Dexmedetomidine Sedation in Dogs: Impact on Electroencephalography, Behavior, Analgesia, and Antagonism with Atipamezole.

Abstract

This study aimed to assess the impact of dexmedetomidine constant rate infusion (CRI) on key parameters in dogs. Six dogs received a 60 µg/kg/h dexmedetomidine infusion over 10 min, followed by three 15 min decremental CRIs (3, 2, and 1 µg/kg/h). A subsequent reversal phase employed 600 µg/kg/h atipamezole over 5 min. Continuous electroencephalogram (EEG) assessment, and cardiorespiratory and analgesia monitoring (every 3 min) were conducted, including analgesia evaluation through responses to electric stimulation. Dexmedetomidine induced profound sedation, evidenced by lateral recumbency and immobility. Patient State Index (PSI) decreased from awake (90.4 ± 4.3) to Phase 1 (50.9 ± 30.7), maintaining sedation (29.0 ± 18.1 to 33.1 ± 19.1 in Phases 2-4). Bradycardia (37.8 ± 3.5 bpm, lowest at Phase 3) and hypertension (133.7 ± 17.0 mmHg, highest at Phase 1) were observed, with minimal analgesia. Atipamezole promptly reversed sedation, restoring cognitive function (tail wagging behavior), and normalizing cardiovascular parameters.
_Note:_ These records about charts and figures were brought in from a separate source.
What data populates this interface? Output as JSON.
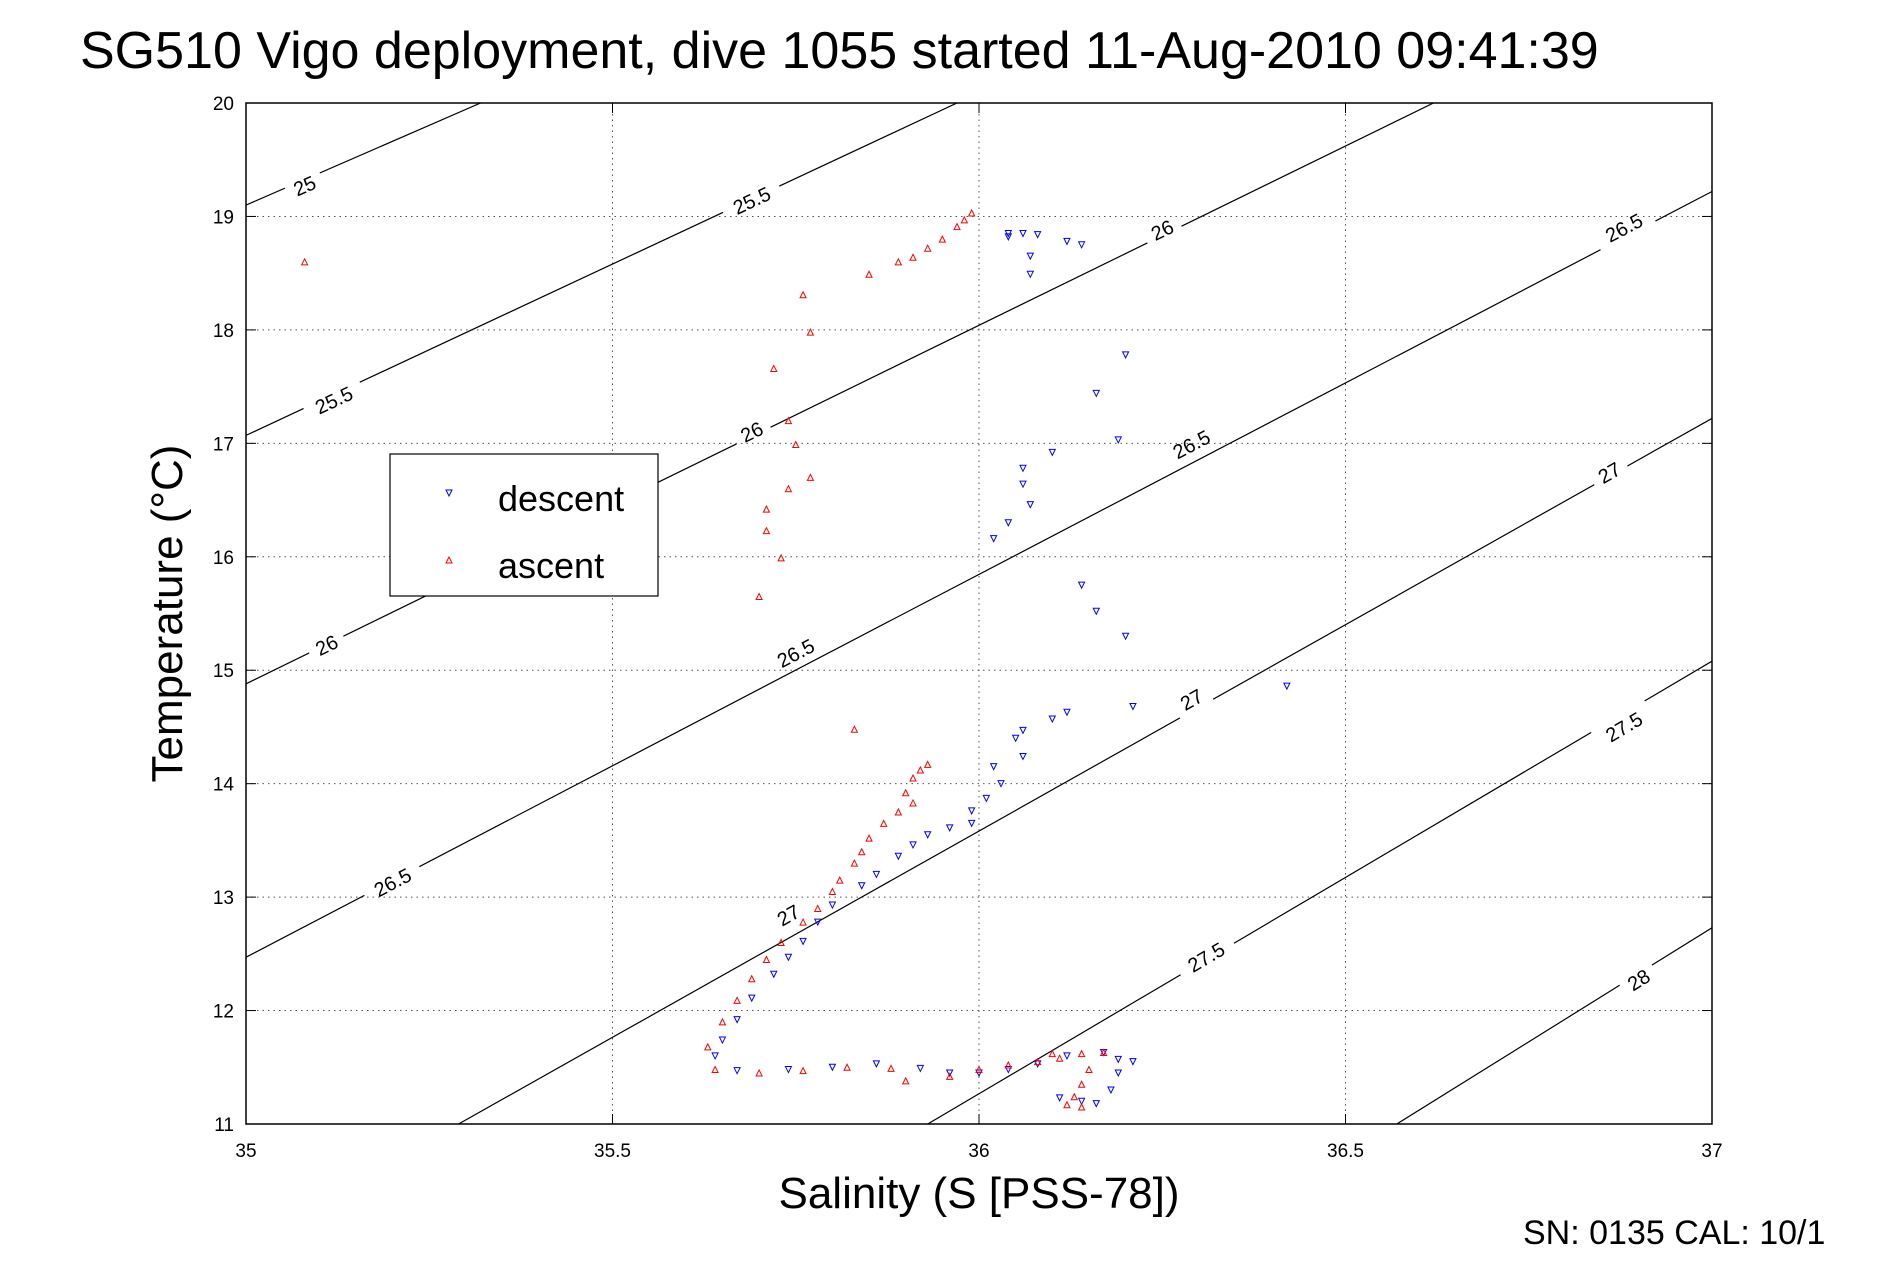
{
  "title": "SG510 Vigo deployment, dive 1055 started 11-Aug-2010 09:41:39",
  "footer": "SN: 0135  CAL: 10/1",
  "chart_data": {
    "type": "scatter",
    "title": "SG510 Vigo deployment, dive 1055 started 11-Aug-2010 09:41:39",
    "xlabel": "Salinity (S [PSS-78])",
    "ylabel": "Temperature (°C)",
    "xlim": [
      35,
      37
    ],
    "ylim": [
      11,
      20
    ],
    "x_ticks": [
      35,
      35.5,
      36,
      36.5,
      37
    ],
    "x_tick_labels": [
      "35",
      "35.5",
      "36",
      "36.5",
      "37"
    ],
    "y_ticks": [
      11,
      12,
      13,
      14,
      15,
      16,
      17,
      18,
      19,
      20
    ],
    "y_tick_labels": [
      "11",
      "12",
      "13",
      "14",
      "15",
      "16",
      "17",
      "18",
      "19",
      "20"
    ],
    "grid": true,
    "legend_position": "left",
    "contours": [
      {
        "level": "25",
        "points": [
          [
            35,
            19.1
          ],
          [
            35.32,
            20
          ]
        ],
        "labels": [
          [
            35.08,
            19.27
          ]
        ]
      },
      {
        "level": "25.5",
        "points": [
          [
            35,
            17.07
          ],
          [
            35.97,
            20
          ]
        ],
        "labels": [
          [
            35.12,
            17.38
          ],
          [
            35.69,
            19.14
          ]
        ]
      },
      {
        "level": "26",
        "points": [
          [
            35,
            14.88
          ],
          [
            36.62,
            20
          ]
        ],
        "labels": [
          [
            35.11,
            15.22
          ],
          [
            35.69,
            17.1
          ],
          [
            36.25,
            18.88
          ]
        ]
      },
      {
        "level": "26.5",
        "points": [
          [
            35,
            12.47
          ],
          [
            37,
            19.22
          ]
        ],
        "labels": [
          [
            35.2,
            13.13
          ],
          [
            35.75,
            15.15
          ],
          [
            36.29,
            16.99
          ],
          [
            36.88,
            18.9
          ]
        ]
      },
      {
        "level": "27",
        "points": [
          [
            35.29,
            11
          ],
          [
            37,
            17.22
          ]
        ],
        "labels": [
          [
            35.74,
            12.84
          ],
          [
            36.29,
            14.74
          ],
          [
            36.86,
            16.74
          ]
        ]
      },
      {
        "level": "27.5",
        "points": [
          [
            35.93,
            11
          ],
          [
            37,
            15.08
          ]
        ],
        "labels": [
          [
            36.31,
            12.47
          ],
          [
            36.88,
            14.5
          ]
        ]
      },
      {
        "level": "28",
        "points": [
          [
            36.57,
            11
          ],
          [
            37,
            12.73
          ]
        ],
        "labels": [
          [
            36.9,
            12.27
          ]
        ]
      }
    ],
    "series": [
      {
        "name": "descent",
        "color": "#0000ff",
        "marker": "triangle-down",
        "points": [
          [
            36.04,
            18.85
          ],
          [
            36.04,
            18.82
          ],
          [
            36.06,
            18.85
          ],
          [
            36.08,
            18.84
          ],
          [
            36.12,
            18.78
          ],
          [
            36.14,
            18.75
          ],
          [
            36.07,
            18.65
          ],
          [
            36.07,
            18.49
          ],
          [
            36.2,
            17.78
          ],
          [
            36.16,
            17.44
          ],
          [
            36.19,
            17.03
          ],
          [
            36.1,
            16.92
          ],
          [
            36.06,
            16.78
          ],
          [
            36.06,
            16.64
          ],
          [
            36.07,
            16.46
          ],
          [
            36.04,
            16.3
          ],
          [
            36.02,
            16.16
          ],
          [
            36.14,
            15.75
          ],
          [
            36.16,
            15.52
          ],
          [
            36.2,
            15.3
          ],
          [
            36.42,
            14.86
          ],
          [
            36.21,
            14.68
          ],
          [
            36.12,
            14.63
          ],
          [
            36.1,
            14.57
          ],
          [
            36.06,
            14.47
          ],
          [
            36.05,
            14.4
          ],
          [
            36.06,
            14.24
          ],
          [
            36.02,
            14.15
          ],
          [
            36.03,
            14.0
          ],
          [
            36.01,
            13.87
          ],
          [
            35.99,
            13.76
          ],
          [
            35.99,
            13.65
          ],
          [
            35.96,
            13.61
          ],
          [
            35.93,
            13.55
          ],
          [
            35.91,
            13.46
          ],
          [
            35.89,
            13.36
          ],
          [
            35.86,
            13.2
          ],
          [
            35.84,
            13.1
          ],
          [
            35.8,
            12.93
          ],
          [
            35.78,
            12.78
          ],
          [
            35.76,
            12.61
          ],
          [
            35.74,
            12.47
          ],
          [
            35.72,
            12.32
          ],
          [
            35.69,
            12.11
          ],
          [
            35.67,
            11.92
          ],
          [
            35.65,
            11.74
          ],
          [
            35.64,
            11.6
          ],
          [
            35.67,
            11.47
          ],
          [
            35.74,
            11.48
          ],
          [
            35.8,
            11.5
          ],
          [
            35.86,
            11.53
          ],
          [
            35.92,
            11.49
          ],
          [
            35.96,
            11.45
          ],
          [
            36.0,
            11.45
          ],
          [
            36.04,
            11.48
          ],
          [
            36.08,
            11.53
          ],
          [
            36.12,
            11.6
          ],
          [
            36.17,
            11.63
          ],
          [
            36.19,
            11.57
          ],
          [
            36.21,
            11.55
          ],
          [
            36.19,
            11.45
          ],
          [
            36.18,
            11.3
          ],
          [
            36.16,
            11.18
          ],
          [
            36.14,
            11.2
          ],
          [
            36.11,
            11.23
          ]
        ]
      },
      {
        "name": "ascent",
        "color": "#ff0000",
        "marker": "triangle-up",
        "points": [
          [
            35.08,
            18.6
          ],
          [
            35.99,
            19.03
          ],
          [
            35.98,
            18.97
          ],
          [
            35.97,
            18.91
          ],
          [
            35.95,
            18.8
          ],
          [
            35.93,
            18.72
          ],
          [
            35.91,
            18.64
          ],
          [
            35.89,
            18.6
          ],
          [
            35.85,
            18.49
          ],
          [
            35.76,
            18.31
          ],
          [
            35.77,
            17.98
          ],
          [
            35.72,
            17.66
          ],
          [
            35.74,
            17.2
          ],
          [
            35.75,
            16.99
          ],
          [
            35.77,
            16.7
          ],
          [
            35.74,
            16.6
          ],
          [
            35.71,
            16.42
          ],
          [
            35.71,
            16.23
          ],
          [
            35.73,
            15.99
          ],
          [
            35.7,
            15.65
          ],
          [
            35.83,
            14.48
          ],
          [
            35.93,
            14.17
          ],
          [
            35.92,
            14.12
          ],
          [
            35.91,
            14.05
          ],
          [
            35.9,
            13.92
          ],
          [
            35.91,
            13.83
          ],
          [
            35.89,
            13.75
          ],
          [
            35.87,
            13.65
          ],
          [
            35.85,
            13.52
          ],
          [
            35.84,
            13.4
          ],
          [
            35.83,
            13.3
          ],
          [
            35.81,
            13.15
          ],
          [
            35.8,
            13.05
          ],
          [
            35.78,
            12.9
          ],
          [
            35.76,
            12.78
          ],
          [
            35.73,
            12.6
          ],
          [
            35.71,
            12.45
          ],
          [
            35.69,
            12.28
          ],
          [
            35.67,
            12.09
          ],
          [
            35.65,
            11.9
          ],
          [
            35.63,
            11.68
          ],
          [
            35.64,
            11.48
          ],
          [
            35.7,
            11.45
          ],
          [
            35.76,
            11.47
          ],
          [
            35.82,
            11.5
          ],
          [
            35.88,
            11.49
          ],
          [
            35.9,
            11.38
          ],
          [
            35.96,
            11.42
          ],
          [
            36.0,
            11.48
          ],
          [
            36.04,
            11.52
          ],
          [
            36.08,
            11.55
          ],
          [
            36.11,
            11.58
          ],
          [
            36.14,
            11.62
          ],
          [
            36.17,
            11.63
          ],
          [
            36.15,
            11.48
          ],
          [
            36.14,
            11.35
          ],
          [
            36.13,
            11.24
          ],
          [
            36.12,
            11.17
          ],
          [
            36.14,
            11.15
          ],
          [
            36.1,
            11.62
          ]
        ]
      }
    ]
  }
}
During atipamezole CRI, the EEG exhibited a transition from delta waves to alpha and low beta waves. This transition was observed alongside gradual increases in PSI and electromyographic activities. Additionally, spindle activities disappeared during this process. This study's results suggest potential clinical utility for EEG-guided dexmedetomidine sedation with reversal using atipamezole, warranting further investigation.